Japanese Authorities Vow to Address Yen Weakness, Hint at Intervention

Japanese Prime Minister Fumio Kishida affirmed on Friday that authorities are prepared to utilize “all available means” to address the recent decline in the yen, emphasizing Tokyo’s readiness to intervene in the market to stabilize the currency.

In a group interview, Kishida emphasized the importance of currency rates reflecting fundamentals and expressed concern over excessive volatility, echoing earlier statements made by Finance Minister Shunichi Suzuki.
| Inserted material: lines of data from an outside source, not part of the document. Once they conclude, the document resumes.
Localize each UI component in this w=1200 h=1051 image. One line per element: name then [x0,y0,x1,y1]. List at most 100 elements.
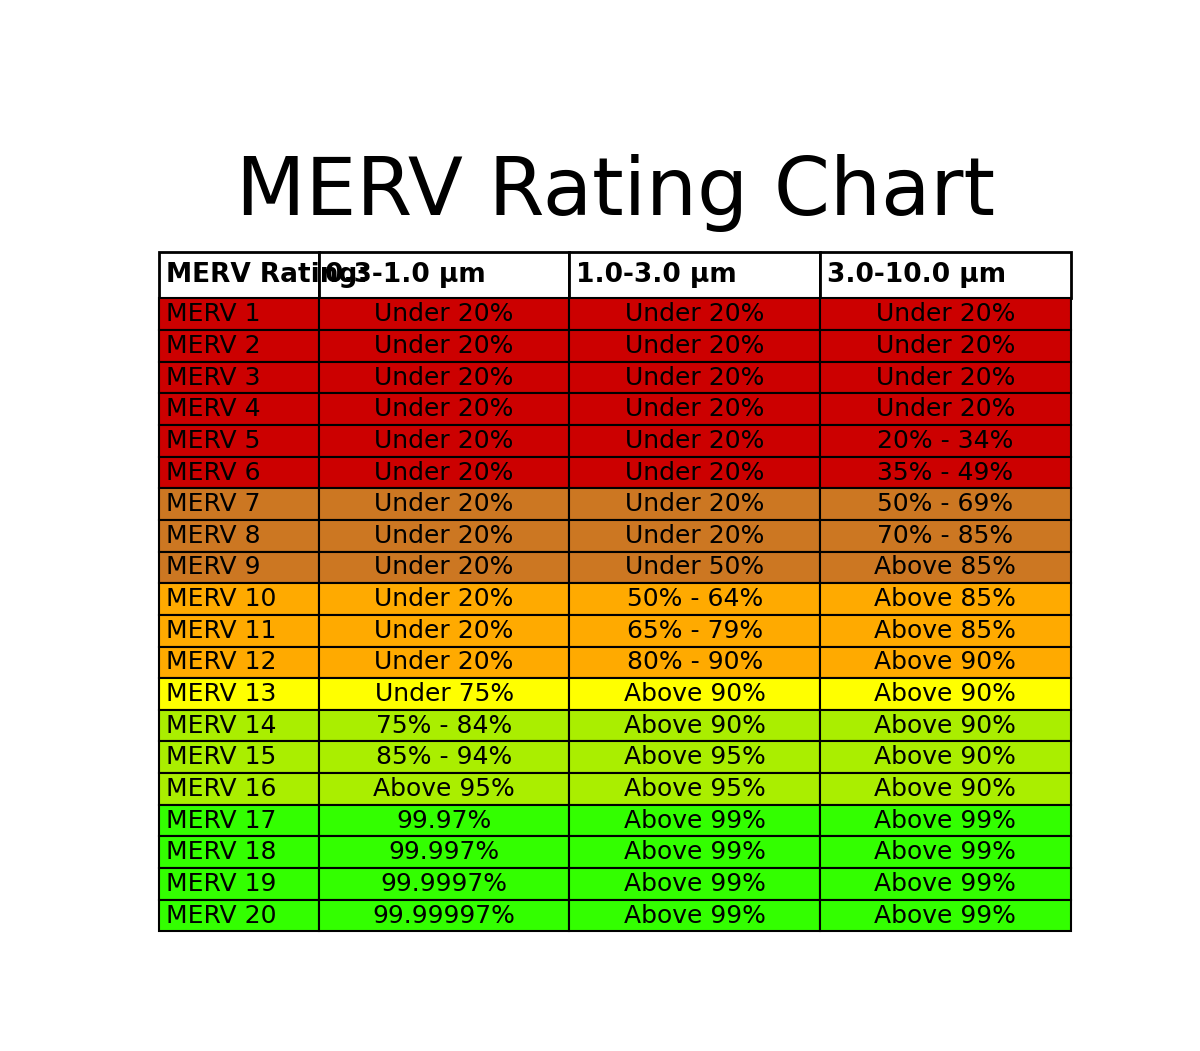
Text: 3.0-10.0 μm: 3.0-10.0 μm [827,262,1006,288]
Text: Under 20%: Under 20% [876,334,1015,358]
Text: Above 99%: Above 99% [624,808,766,832]
Text: 85% - 94%: 85% - 94% [376,745,512,769]
Bar [820,837,1070,868]
Bar [570,742,820,774]
Text: MERV 17: MERV 17 [166,808,276,832]
Text: MERV 3: MERV 3 [166,366,260,390]
Bar [319,393,570,425]
Bar [160,362,319,393]
Text: Above 90%: Above 90% [875,777,1016,801]
Text: MERV 13: MERV 13 [166,682,276,706]
Text: Above 85%: Above 85% [875,619,1016,643]
Bar [570,615,820,646]
Text: MERV 20: MERV 20 [166,904,276,928]
Text: MERV 12: MERV 12 [166,651,276,675]
Text: Under 20%: Under 20% [876,366,1015,390]
Bar [570,805,820,837]
Text: MERV 1: MERV 1 [166,303,260,326]
Bar [160,868,319,900]
Bar [160,615,319,646]
Text: Above 90%: Above 90% [624,682,766,706]
Bar [570,393,820,425]
Bar [319,330,570,362]
Bar [570,298,820,330]
Text: 0.3-1.0 μm: 0.3-1.0 μm [325,262,486,288]
Bar [319,251,570,298]
Text: Under 20%: Under 20% [625,366,764,390]
Bar [160,457,319,489]
Bar [820,425,1070,457]
Text: Under 20%: Under 20% [374,460,514,485]
Text: MERV 10: MERV 10 [166,588,276,611]
Text: Above 95%: Above 95% [373,777,515,801]
Bar [820,709,1070,742]
Text: Above 99%: Above 99% [624,872,766,895]
Text: Above 99%: Above 99% [875,808,1016,832]
Bar [820,868,1070,900]
Bar [820,678,1070,709]
Bar [319,709,570,742]
Text: Above 85%: Above 85% [875,556,1016,579]
Text: Above 95%: Above 95% [624,777,766,801]
Bar [160,298,319,330]
Bar [319,489,570,520]
Bar [160,552,319,583]
Text: MERV 6: MERV 6 [166,460,260,485]
Text: MERV 8: MERV 8 [166,523,260,548]
Text: Above 95%: Above 95% [624,745,766,769]
Text: Under 20%: Under 20% [374,492,514,516]
Text: Under 20%: Under 20% [374,366,514,390]
Text: 50% - 69%: 50% - 69% [877,492,1014,516]
Text: Under 20%: Under 20% [374,556,514,579]
Bar [570,457,820,489]
Bar [319,678,570,709]
Text: Under 50%: Under 50% [625,556,764,579]
Text: Above 99%: Above 99% [624,904,766,928]
Bar [160,678,319,709]
Text: MERV 9: MERV 9 [166,556,260,579]
Bar [820,552,1070,583]
Bar [570,489,820,520]
Bar [160,425,319,457]
Bar [319,646,570,678]
Text: 70% - 85%: 70% - 85% [877,523,1014,548]
Bar [570,362,820,393]
Bar [820,583,1070,615]
Bar [160,489,319,520]
Bar [570,837,820,868]
Text: Under 20%: Under 20% [625,523,764,548]
Text: Above 90%: Above 90% [875,651,1016,675]
Bar [820,646,1070,678]
Text: Above 90%: Above 90% [875,745,1016,769]
Text: 35% - 49%: 35% - 49% [877,460,1014,485]
Bar [570,330,820,362]
Bar [820,298,1070,330]
Text: MERV Rating Chart: MERV Rating Chart [235,154,995,232]
Bar [319,520,570,552]
Bar [319,742,570,774]
Bar [820,457,1070,489]
Bar [820,362,1070,393]
Text: MERV 14: MERV 14 [166,714,276,738]
Bar [820,900,1070,931]
Text: MERV 7: MERV 7 [166,492,260,516]
Bar [820,393,1070,425]
Text: 99.9997%: 99.9997% [380,872,508,895]
Bar [820,805,1070,837]
Bar [160,393,319,425]
Text: Under 20%: Under 20% [374,303,514,326]
Text: Above 99%: Above 99% [875,840,1016,864]
Text: 20% - 34%: 20% - 34% [877,429,1014,453]
Text: MERV 18: MERV 18 [166,840,276,864]
Bar [570,900,820,931]
Text: 65% - 79%: 65% - 79% [626,619,763,643]
Bar [319,805,570,837]
Bar [160,251,319,298]
Text: Above 99%: Above 99% [875,872,1016,895]
Text: Under 20%: Under 20% [625,429,764,453]
Text: MERV 4: MERV 4 [166,397,260,421]
Bar [820,330,1070,362]
Bar [160,520,319,552]
Text: Above 90%: Above 90% [624,714,766,738]
Text: MERV Rating:: MERV Rating: [166,262,368,288]
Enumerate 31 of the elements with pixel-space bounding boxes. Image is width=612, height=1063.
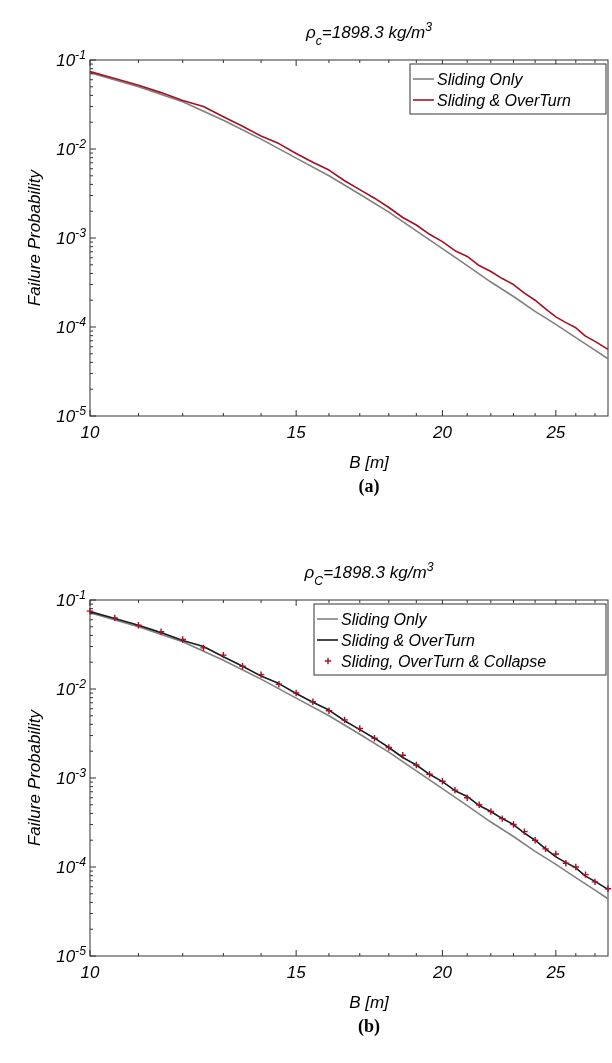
- y-axis-title: Failure Probability: [25, 168, 44, 307]
- y-tick-label: 10$^{-5}$: [56, 944, 87, 966]
- x-axis-title: B [m]: [349, 453, 391, 472]
- x-tick-label: 25: [545, 423, 566, 442]
- y-tick-label: 10$^{-5}$: [56, 404, 87, 426]
- x-tick-label: 10: [80, 423, 100, 442]
- y-tick-label: 10$^{-1}$: [56, 48, 86, 70]
- legend-label: Sliding & OverTurn: [437, 92, 572, 109]
- y-tick-label: 10$^{-2}$: [56, 137, 87, 159]
- y-tick-label: 10$^{-1}$: [56, 588, 86, 610]
- legend-label: Sliding Only: [341, 611, 428, 628]
- x-axis-title: B [m]: [349, 993, 391, 1012]
- y-axis-title: Failure Probability: [25, 708, 44, 847]
- text: (a): [358, 476, 380, 497]
- chart-title: ρ$_{c}$=1898.3 kg/m$^{3}$: [304, 20, 433, 48]
- x-tick-label: 10: [80, 963, 100, 982]
- y-tick-label: 10$^{-2}$: [56, 677, 87, 699]
- chart-title: ρ$_{C}$=1898.3 kg/m$^{3}$: [303, 560, 434, 588]
- legend-label: Sliding, OverTurn & Collapse: [341, 653, 547, 670]
- y-tick-label: 10$^{-3}$: [56, 766, 87, 788]
- legend-label: Sliding & OverTurn: [341, 632, 476, 649]
- y-tick-label: 10$^{-3}$: [56, 226, 87, 248]
- legend-label: Sliding Only: [437, 71, 524, 88]
- y-tick-label: 10$^{-4}$: [56, 315, 87, 337]
- x-tick-label: 15: [286, 423, 307, 442]
- x-tick-label: 20: [431, 423, 453, 442]
- x-tick-label: 25: [545, 963, 566, 982]
- x-tick-label: 20: [431, 963, 453, 982]
- text: (b): [358, 1016, 380, 1037]
- x-tick-label: 15: [286, 963, 307, 982]
- y-tick-label: 10$^{-4}$: [56, 855, 87, 877]
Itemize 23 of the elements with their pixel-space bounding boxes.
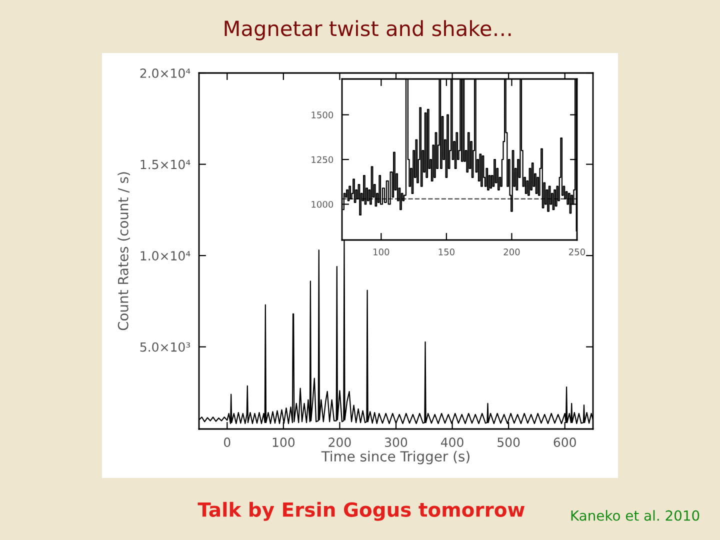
x-tick-label: 100 xyxy=(374,248,390,256)
x-axis-title: Time since Trigger (s) xyxy=(321,450,470,464)
chart-title: Magnetar twist and shake… xyxy=(224,20,511,40)
y-tick-label: 2.0×10⁴ xyxy=(140,68,190,78)
x-tick-label: 150 xyxy=(438,248,454,256)
x-tick-label: 200 xyxy=(328,438,351,448)
x-tick-label: 200 xyxy=(504,248,520,256)
x-tick-label: 500 xyxy=(498,438,520,448)
y-tick-label: 1000 xyxy=(312,200,334,208)
x-tick-label: 100 xyxy=(272,438,295,448)
text: Kaneko et al. 2010 xyxy=(571,510,700,521)
y-tick-label: 1.0×10⁴ xyxy=(140,251,190,260)
x-tick-label: 400 xyxy=(440,438,464,448)
y-axis-title: Count Rates (count / s) xyxy=(118,172,130,330)
y-tick-label: 1.5×10⁴ xyxy=(140,160,190,170)
x-tick-label: 0 xyxy=(224,438,230,448)
y-tick-label: 1500 xyxy=(312,112,334,118)
text: Talk by Ersin Gogus tomorrow xyxy=(198,502,525,521)
y-tick-label: 1250 xyxy=(312,156,334,164)
x-tick-label: 300 xyxy=(385,438,408,448)
y-tick-label: 5.0×10³ xyxy=(140,342,190,352)
x-tick-label: 600 xyxy=(554,438,576,448)
x-tick-label: 250 xyxy=(569,248,586,256)
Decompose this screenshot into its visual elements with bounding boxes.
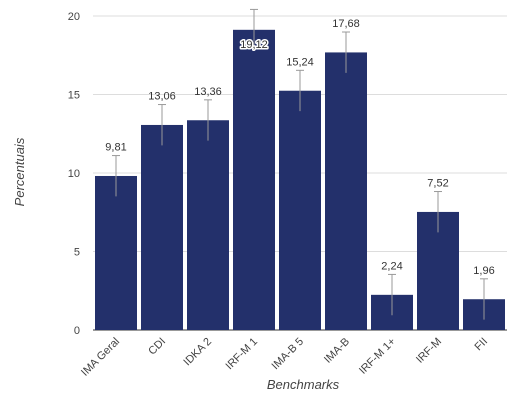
bar [187,120,229,330]
y-tick-label: 20 [68,11,80,23]
y-axis-label: Percentuais [12,137,27,206]
y-tick-label: 0 [74,325,80,337]
y-tick-label: 5 [74,247,80,259]
value-label: 13,06 [148,91,176,103]
value-label: 2,24 [381,260,402,272]
x-tick-label: FII [473,336,491,354]
value-label: 13,36 [194,86,222,98]
bar [141,124,183,330]
value-label: 9,81 [105,142,126,154]
x-axis-ticks: IMA Geral CDI IDKA 2 IRF-M 1 IMA-B 5 IMA-B IRF… [79,336,490,379]
x-tick-label: IMA-B [322,336,352,366]
x-tick-label: IMA Geral [79,336,122,379]
bars [95,29,505,331]
x-axis-label: Benchmarks [267,377,340,392]
value-label: 1,96 [473,265,494,277]
value-labels: 9,81 13,06 13,36 19,12 15,24 17,68 2,24 7,52 1,9… [105,18,494,277]
bar [233,29,275,330]
y-tick-label: 15 [68,90,80,102]
x-tick-label: IRF-M 1 [224,336,261,373]
y-axis-ticks: 0 5 10 15 20 [68,11,80,337]
x-tick-label: CDI [146,336,168,358]
value-label: 17,68 [332,18,360,30]
x-tick-label: IRF-M [414,336,444,366]
value-label: 15,24 [286,56,314,68]
value-label: 7,52 [427,178,448,190]
x-tick-label: IMA-B 5 [270,336,307,373]
bar [325,52,367,330]
value-label: 19,12 [240,39,268,51]
x-tick-label: IDKA 2 [181,336,214,369]
x-tick-label: IRF-M 1+ [357,336,398,377]
bar [279,90,321,331]
bar [95,175,137,330]
y-tick-label: 10 [68,168,80,180]
error-bars [112,8,488,320]
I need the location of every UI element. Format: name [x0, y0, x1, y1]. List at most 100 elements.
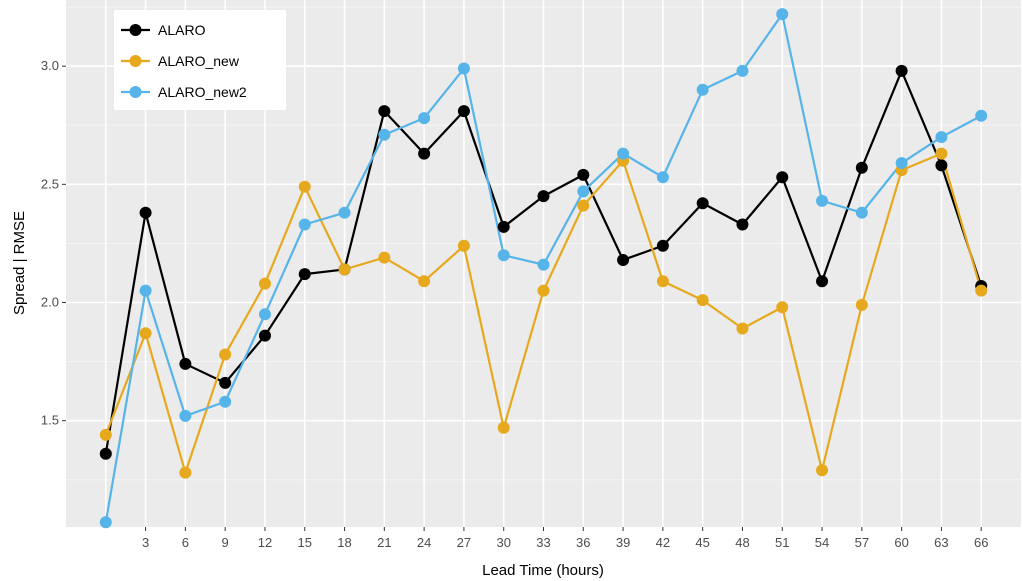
x-tick-label: 6: [182, 535, 189, 550]
x-tick-label: 39: [616, 535, 630, 550]
data-point-0: [418, 147, 431, 160]
x-tick-label: 48: [735, 535, 749, 550]
data-point-2: [298, 218, 311, 231]
y-tick-label: 2.0: [41, 294, 59, 309]
y-tick-label: 3.0: [41, 58, 59, 73]
y-tick-label: 1.5: [41, 413, 59, 428]
legend-label-alaro-new2: ALARO_new2: [158, 84, 247, 100]
data-point-1: [457, 239, 470, 252]
data-point-2: [656, 171, 669, 184]
x-tick-label: 24: [417, 535, 431, 550]
data-point-0: [895, 64, 908, 77]
data-point-0: [457, 105, 470, 118]
data-point-1: [497, 421, 510, 434]
data-point-0: [617, 253, 630, 266]
data-point-2: [179, 409, 192, 422]
data-point-2: [338, 206, 351, 219]
data-point-0: [935, 159, 948, 172]
data-point-1: [378, 251, 391, 264]
data-point-0: [855, 161, 868, 174]
data-point-2: [617, 147, 630, 160]
x-tick-label: 36: [576, 535, 590, 550]
x-tick-label: 57: [855, 535, 869, 550]
data-point-1: [855, 298, 868, 311]
data-point-2: [816, 194, 829, 207]
data-point-2: [99, 516, 112, 529]
data-point-1: [935, 147, 948, 160]
data-point-1: [179, 466, 192, 479]
data-point-2: [497, 249, 510, 262]
data-point-0: [219, 376, 232, 389]
data-point-0: [816, 275, 829, 288]
x-tick-label: 42: [656, 535, 670, 550]
data-point-0: [258, 329, 271, 342]
data-point-2: [736, 64, 749, 77]
data-point-0: [298, 268, 311, 281]
data-point-2: [378, 128, 391, 141]
x-axis-title: Lead Time (hours): [482, 562, 604, 579]
data-point-0: [99, 447, 112, 460]
x-tick-label: 30: [496, 535, 510, 550]
data-point-0: [656, 239, 669, 252]
data-point-1: [776, 301, 789, 314]
data-point-1: [736, 322, 749, 335]
legend-label-alaro-new: ALARO_new: [158, 53, 240, 69]
data-point-2: [855, 206, 868, 219]
data-point-0: [139, 206, 152, 219]
data-point-0: [776, 171, 789, 184]
data-point-2: [258, 308, 271, 321]
data-point-1: [298, 180, 311, 193]
y-axis-ticks: 1.5 2.0 2.5 3.0: [41, 58, 66, 428]
legend-keys: [121, 24, 150, 98]
data-point-0: [378, 105, 391, 118]
legend-key-point-2: [129, 86, 142, 98]
data-point-2: [696, 83, 709, 96]
data-point-1: [99, 428, 112, 441]
x-tick-label: 45: [695, 535, 709, 550]
x-tick-label: 66: [974, 535, 988, 550]
x-tick-label: 12: [258, 535, 272, 550]
data-point-2: [776, 8, 789, 21]
legend-key-point-1: [129, 55, 142, 67]
data-point-2: [457, 62, 470, 75]
data-point-1: [219, 348, 232, 361]
data-point-1: [975, 284, 988, 297]
x-tick-label: 63: [934, 535, 948, 550]
series-points: [99, 8, 988, 529]
x-tick-label: 33: [536, 535, 550, 550]
data-point-1: [258, 277, 271, 290]
data-point-1: [139, 327, 152, 340]
x-tick-label: 21: [377, 535, 391, 550]
data-point-0: [537, 190, 550, 203]
data-point-2: [219, 395, 232, 408]
data-point-1: [696, 294, 709, 307]
x-tick-label: 18: [337, 535, 351, 550]
data-point-2: [577, 185, 590, 198]
x-tick-label: 15: [298, 535, 312, 550]
x-tick-label: 9: [222, 535, 229, 550]
data-point-2: [895, 157, 908, 170]
data-point-1: [816, 464, 829, 477]
legend-label-alaro: ALARO: [158, 22, 206, 38]
x-tick-label: 3: [142, 535, 149, 550]
data-point-2: [418, 112, 431, 125]
x-tick-label: 27: [457, 535, 471, 550]
data-point-2: [975, 109, 988, 122]
x-tick-label: 51: [775, 535, 789, 550]
data-point-0: [696, 197, 709, 210]
x-tick-label: 60: [894, 535, 908, 550]
data-point-1: [656, 275, 669, 288]
data-point-1: [537, 284, 550, 297]
data-point-1: [577, 199, 590, 212]
data-point-0: [179, 357, 192, 370]
data-point-1: [338, 263, 351, 276]
data-point-2: [935, 131, 948, 144]
legend-key-point-0: [129, 24, 142, 36]
data-point-0: [736, 218, 749, 231]
data-point-0: [497, 220, 510, 233]
x-axis-ticks: 3 6 9 12 15 18 21 24 27 30 33 36 39 42 45 48 51 54 57 60 63 6…: [142, 527, 988, 550]
y-axis-title: Spread | RMSE: [11, 211, 28, 315]
data-point-2: [537, 258, 550, 271]
data-point-1: [418, 275, 431, 288]
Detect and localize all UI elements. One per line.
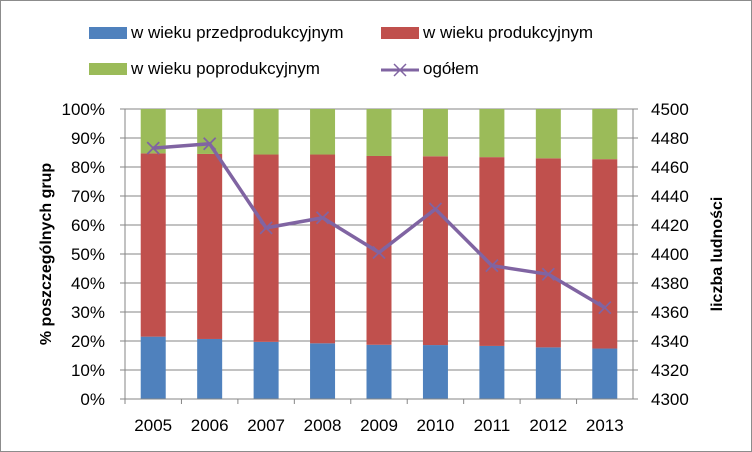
bar-segment bbox=[479, 109, 505, 158]
bar-segment bbox=[479, 345, 505, 399]
bar-segment bbox=[310, 109, 336, 155]
y-right-tick-label: 4300 bbox=[651, 390, 689, 409]
bar-segment bbox=[197, 338, 223, 399]
line-point-marker bbox=[259, 221, 273, 235]
line-point-marker bbox=[485, 258, 499, 273]
bar-segment bbox=[592, 109, 618, 160]
bar-segment bbox=[592, 348, 618, 399]
x-tick-label: 2006 bbox=[191, 416, 229, 435]
x-tick-label: 2011 bbox=[474, 416, 511, 435]
y-right-tick-label: 4360 bbox=[651, 303, 689, 322]
x-tick-label: 2013 bbox=[586, 416, 624, 435]
bar-segment bbox=[479, 157, 505, 346]
y-left-tick-label: 0% bbox=[80, 390, 105, 409]
bar-segment bbox=[422, 345, 448, 399]
y-left-tick-label: 40% bbox=[71, 274, 105, 293]
y-right-tick-label: 4460 bbox=[651, 158, 689, 177]
x-tick-label: 2009 bbox=[360, 416, 398, 435]
legend-label: ogółem bbox=[423, 59, 479, 78]
legend-line-marker-icon bbox=[381, 62, 419, 77]
bar-segment bbox=[253, 109, 279, 155]
line-point-marker bbox=[203, 137, 217, 151]
bar-segment bbox=[310, 154, 336, 344]
bar-segment bbox=[535, 347, 561, 399]
legend-label: w wieku przedprodukcyjnym bbox=[131, 23, 344, 42]
legend-swatch-red bbox=[381, 27, 419, 39]
x-tick-label: 2012 bbox=[529, 416, 567, 435]
bar-segment bbox=[535, 109, 561, 159]
bar-segment bbox=[366, 344, 392, 399]
y-left-tick-label: 100% bbox=[62, 100, 105, 119]
bar-segment bbox=[253, 154, 279, 342]
y-right-tick-label: 4440 bbox=[651, 187, 689, 206]
bar-segment bbox=[366, 109, 392, 156]
x-tick-label: 2010 bbox=[417, 416, 455, 435]
y-left-tick-label: 20% bbox=[71, 332, 105, 351]
y-right-tick-label: 4400 bbox=[651, 245, 689, 264]
y-right-tick-label: 4500 bbox=[651, 100, 689, 119]
y-left-tick-label: 70% bbox=[71, 187, 105, 206]
line-point-marker bbox=[372, 245, 386, 260]
bar-segment bbox=[310, 343, 336, 399]
y-right-tick-label: 4380 bbox=[651, 274, 689, 293]
legend-label: w wieku poprodukcyjnym bbox=[131, 59, 320, 78]
bar-segment bbox=[140, 336, 166, 399]
x-tick-label: 2007 bbox=[247, 416, 285, 435]
bar-segment bbox=[422, 109, 448, 157]
bar-segment bbox=[140, 153, 166, 337]
line-point-marker bbox=[598, 301, 612, 315]
line-point-marker bbox=[428, 202, 443, 216]
bar-segment bbox=[253, 341, 279, 399]
y-left-tick-label: 90% bbox=[71, 129, 105, 148]
y-left-tick-label: 60% bbox=[71, 216, 105, 235]
x-tick-label: 2008 bbox=[304, 416, 342, 435]
bar-segment bbox=[197, 153, 223, 339]
line-point-marker bbox=[315, 211, 330, 225]
y-left-tick-label: 80% bbox=[71, 158, 105, 177]
legend-item-przedprodukcyjny: w wieku przedprodukcyjnym bbox=[89, 23, 344, 43]
line-point-marker bbox=[146, 141, 160, 155]
y-right-tick-label: 4320 bbox=[651, 361, 689, 380]
legend-item-poprodukcyjny: w wieku poprodukcyjnym bbox=[89, 59, 320, 79]
bar-segment bbox=[422, 156, 448, 346]
y-left-tick-label: 30% bbox=[71, 303, 105, 322]
x-tick-label: 2005 bbox=[134, 416, 172, 435]
legend-swatch-green bbox=[89, 63, 127, 75]
y-right-axis-title: liczba ludności bbox=[709, 197, 726, 312]
bar-segment bbox=[592, 159, 618, 349]
legend-swatch-blue bbox=[89, 27, 127, 39]
legend-item-ogolem: ogółem bbox=[381, 59, 479, 79]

The remarks from Japanese policymakers underscore the government’s alarm over the yen’s recent depreciation, which, while boosting exports, poses challenges for households and retailers by increasing the cost of imports.

The yen strengthened to a two-week high of 150.81 against the dollar on Friday, bouncing back from a 34-year low of 151.975 reached last week. The repeated warnings by authorities have kept investors vigilant against the possibility of yen-buying intervention.

Despite the Bank of Japan’s recent policy shift ending eight years of negative interest rates, the yen reached a 34-year low last week. Markets interpreted the central bank’s dovish guidance as a signal that further rate hikes are not imminent.

Following the yen’s recent low, Suzuki warned that authorities were prepared to take “decisive steps” against speculative yen movements, indicating a potential intervention.

While Suzuki has refrained from using such strong language since then, he continues to caution that authorities will consider all options to address excessive yen declines.

Market participants are also monitoring remarks from Bank of Japan Governor Kazuo Ueda regarding the timing of the next interest rate hike. In an interview with the Asahi newspaper, Ueda suggested that inflation could accelerate in the coming months due to bumper pay hikes, hinting at the possibility of another rate increase later this year.

Ueda emphasized that the Bank of Japan could respond with monetary policy if yen declines significantly affect inflation and wages, highlighting the role of exchange-rate movements in shaping economic conditions.

The expectation that the interest rate differential between the United States and Japan will remain wide has contributed to continued selling pressure on the yen.